There is not a return of merchandise when a sales allowance is granted. The journal entry would debit Refunds Payable and credit Cash or Accounts Receivable.

Under the new revenue recognition standard, what must companies do at the end of the period related to sales returns? Describe the journal entries that would be recorded.

Under the new revenue recognition standard, companies must estimate the amount of returns that the company will have. The first journal entry would debit Sales Revenue and credit Refunds Payable. The second journal entry would debit Estimated Returns Inventory and credit Cost of Goods Sold

Under the new revenue recognition standard, how is the sale of inventory recorded?

Under the new revenue recognition standard, the sale of inventory is recorded at the net amount, or the sales price less any applicable discount. Sales returns and allowances are also estimated and recorded.

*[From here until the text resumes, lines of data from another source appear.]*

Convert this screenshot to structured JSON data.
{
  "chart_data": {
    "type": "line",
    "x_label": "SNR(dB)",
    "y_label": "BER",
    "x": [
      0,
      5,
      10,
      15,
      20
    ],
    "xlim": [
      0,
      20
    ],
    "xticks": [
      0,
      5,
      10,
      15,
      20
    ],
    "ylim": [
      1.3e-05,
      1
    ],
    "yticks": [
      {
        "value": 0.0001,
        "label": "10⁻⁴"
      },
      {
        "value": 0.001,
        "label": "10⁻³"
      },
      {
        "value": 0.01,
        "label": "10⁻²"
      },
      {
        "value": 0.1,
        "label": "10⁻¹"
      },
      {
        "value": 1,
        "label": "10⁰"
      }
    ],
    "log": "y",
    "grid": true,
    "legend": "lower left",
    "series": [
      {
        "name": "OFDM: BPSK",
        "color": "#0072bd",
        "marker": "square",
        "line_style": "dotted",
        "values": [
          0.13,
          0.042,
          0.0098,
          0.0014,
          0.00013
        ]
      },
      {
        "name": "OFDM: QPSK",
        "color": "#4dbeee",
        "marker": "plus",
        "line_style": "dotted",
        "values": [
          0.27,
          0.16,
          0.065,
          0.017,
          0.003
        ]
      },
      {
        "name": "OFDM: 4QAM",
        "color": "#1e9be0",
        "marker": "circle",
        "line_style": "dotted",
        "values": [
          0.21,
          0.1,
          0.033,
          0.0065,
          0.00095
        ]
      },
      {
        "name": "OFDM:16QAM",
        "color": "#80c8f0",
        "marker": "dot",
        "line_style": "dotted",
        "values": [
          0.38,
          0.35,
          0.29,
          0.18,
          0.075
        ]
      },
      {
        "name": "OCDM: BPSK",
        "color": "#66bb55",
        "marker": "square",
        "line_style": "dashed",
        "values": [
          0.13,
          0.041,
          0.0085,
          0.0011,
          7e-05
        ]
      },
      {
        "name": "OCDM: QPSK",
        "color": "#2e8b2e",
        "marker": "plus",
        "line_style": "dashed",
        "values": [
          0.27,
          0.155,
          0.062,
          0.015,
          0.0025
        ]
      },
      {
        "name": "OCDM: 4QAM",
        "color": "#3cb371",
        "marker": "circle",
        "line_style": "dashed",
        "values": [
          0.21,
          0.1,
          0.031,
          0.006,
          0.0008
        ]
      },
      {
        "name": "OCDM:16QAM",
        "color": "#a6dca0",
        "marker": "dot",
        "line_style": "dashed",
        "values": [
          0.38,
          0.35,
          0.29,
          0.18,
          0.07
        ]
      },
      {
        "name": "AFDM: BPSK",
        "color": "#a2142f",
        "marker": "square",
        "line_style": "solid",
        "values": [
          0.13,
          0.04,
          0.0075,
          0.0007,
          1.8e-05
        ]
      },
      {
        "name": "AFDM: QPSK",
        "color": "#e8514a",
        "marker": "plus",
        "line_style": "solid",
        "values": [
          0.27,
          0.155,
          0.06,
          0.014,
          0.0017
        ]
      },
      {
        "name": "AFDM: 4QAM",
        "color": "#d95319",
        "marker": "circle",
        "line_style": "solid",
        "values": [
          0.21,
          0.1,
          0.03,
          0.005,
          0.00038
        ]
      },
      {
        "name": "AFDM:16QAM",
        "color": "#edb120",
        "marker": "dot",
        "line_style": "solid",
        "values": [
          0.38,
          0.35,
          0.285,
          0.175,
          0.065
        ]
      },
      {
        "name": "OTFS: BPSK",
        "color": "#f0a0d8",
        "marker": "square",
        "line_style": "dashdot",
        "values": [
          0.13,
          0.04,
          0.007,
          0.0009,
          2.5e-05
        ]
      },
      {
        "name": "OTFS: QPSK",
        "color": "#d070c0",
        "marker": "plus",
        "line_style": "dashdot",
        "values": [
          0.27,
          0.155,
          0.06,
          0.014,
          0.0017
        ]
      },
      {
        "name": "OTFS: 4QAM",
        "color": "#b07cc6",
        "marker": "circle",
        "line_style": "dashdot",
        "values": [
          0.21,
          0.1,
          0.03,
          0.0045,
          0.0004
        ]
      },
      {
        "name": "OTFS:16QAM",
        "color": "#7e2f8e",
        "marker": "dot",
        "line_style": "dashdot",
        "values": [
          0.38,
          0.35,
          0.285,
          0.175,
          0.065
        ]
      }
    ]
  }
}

28B. Describe the journal entry(ies) when recording a sale of inventory using the period inventory system.

When recording sales of merchandise inventory using the periodic system you will debit Cash or Accounts Receivable and credit Sales Revenue.

What is a merchandiser, and what is the name of the merchandise that is sells?

merchandiser is a business that sells merchandise, or goods, to customers. The merchandise that these types of businesses sell is called merchandise inventory.